Ein solcher Aufruhr der Elemente läßt sich nur schwer in allen Einzelheiten schildern, die Sinne werden verwirrt und reichen nicht hin die furchtbare Wirklichkeit zu zergliedern. Ein kurze Pause folgte und dann brach das Wetter mit verdoppelter Wuth über uns herein; in Fetzen gingen die schweren Sturmsegel; mächtige Sturzseen kamen an Bord, das einzige Boot wurde zertrümmert davongeführt; das Fahrzeug schlingerte und stampfte in wilden Sprüngen. Wieder brauste schäumend ein ungeheurer Wasserschwall heran und begrub das kleine Schiff, es arbeitete und stöhnte wie ein gequältes Wesen, ein Ruck, ein Krachen, haltlos schnappten die schwingenden Masten rückwärts – und über Bord ging Alles in zerschmetterndem Sturze. Da lag der Schooner, todt, unlenkbar und halb unter Wasser, quer in den empörten Elementen, ein unbehülfliches Wrack. Die schweren Masten, noch im Tauwerk hängend, kamen mit dröhnenden Stößen gegen den Rumpf und verdoppelten die Gefahr unserer Lage, während von der Wetterseite See auf See hereinbrach, alle an Deck befindlichen Gegenstände lockernd, zerschlagend, hinwegwaschend. Der Schooner mußte freigemacht werden oder zu Grunde gehen. Immer wilder, immer gewaltiger raste der Sturm, erbarmungslos zerstörend, was ihm widerstand; Welle auf Welle donnerte gegen die Schanzverkleidung, das Holzwerk krachte und splitterte unter der Wucht der Schläge, endlich gab es nach und wie eine Lawine stürzte es herab, Wassermassen, Holzstücke, schwere Fässer – sie trafen auf das gegenüber und tiefer liegende Bollwerk, zertrümmerten es und nahmen Alles, Alles mit sich hinaus in die hungrige Tiefe.

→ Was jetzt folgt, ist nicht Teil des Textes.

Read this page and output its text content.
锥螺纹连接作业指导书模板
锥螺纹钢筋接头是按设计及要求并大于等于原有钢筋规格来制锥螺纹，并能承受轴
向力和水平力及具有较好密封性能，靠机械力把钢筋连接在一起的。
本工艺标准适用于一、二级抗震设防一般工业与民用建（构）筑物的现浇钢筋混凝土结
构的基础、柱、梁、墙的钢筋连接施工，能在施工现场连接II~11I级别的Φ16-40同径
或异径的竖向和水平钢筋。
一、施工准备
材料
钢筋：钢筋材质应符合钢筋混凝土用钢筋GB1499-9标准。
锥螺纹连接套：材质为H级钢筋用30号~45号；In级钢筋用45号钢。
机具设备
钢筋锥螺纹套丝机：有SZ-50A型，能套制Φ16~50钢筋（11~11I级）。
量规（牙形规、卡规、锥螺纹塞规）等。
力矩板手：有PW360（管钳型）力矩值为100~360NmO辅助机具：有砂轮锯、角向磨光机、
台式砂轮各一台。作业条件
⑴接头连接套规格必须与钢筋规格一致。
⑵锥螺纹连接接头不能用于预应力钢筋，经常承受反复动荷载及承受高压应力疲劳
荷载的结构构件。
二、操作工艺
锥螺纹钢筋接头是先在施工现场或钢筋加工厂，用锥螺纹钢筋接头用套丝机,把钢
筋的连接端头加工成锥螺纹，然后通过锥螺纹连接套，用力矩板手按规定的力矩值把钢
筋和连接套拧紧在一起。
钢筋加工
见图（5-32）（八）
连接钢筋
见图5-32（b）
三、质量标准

Unser alter Capitain war schwer verletzt und wir schafften den Todtgeglaubten nach der Kajüte; auch hier herrschte Verwüstung und trieb uns wieder an Deck. Das Fahrzeug war von den Masttrümmern und von der schwere Deckladung befreit, es hatte sich aufgerichtet und kämpfte wacker gegen die frei darüber brechenden Wellen. Grelle Streiflichter erhellten momentan die Scene; ein neuer Schrecke erwartete uns, wir standen erstarrt, betäubt – das Verdeck war leer, die drei Männer, welche am Vordertheil gearbeitet hatten, waren verschwunden. Wir sahen nichts, wir hörten nichts von den Unglücklichen, sie waren verloren, rettungslos verloren, vergangen im Meere wie die ungewisse Welle, grablos und doch begraben für immer.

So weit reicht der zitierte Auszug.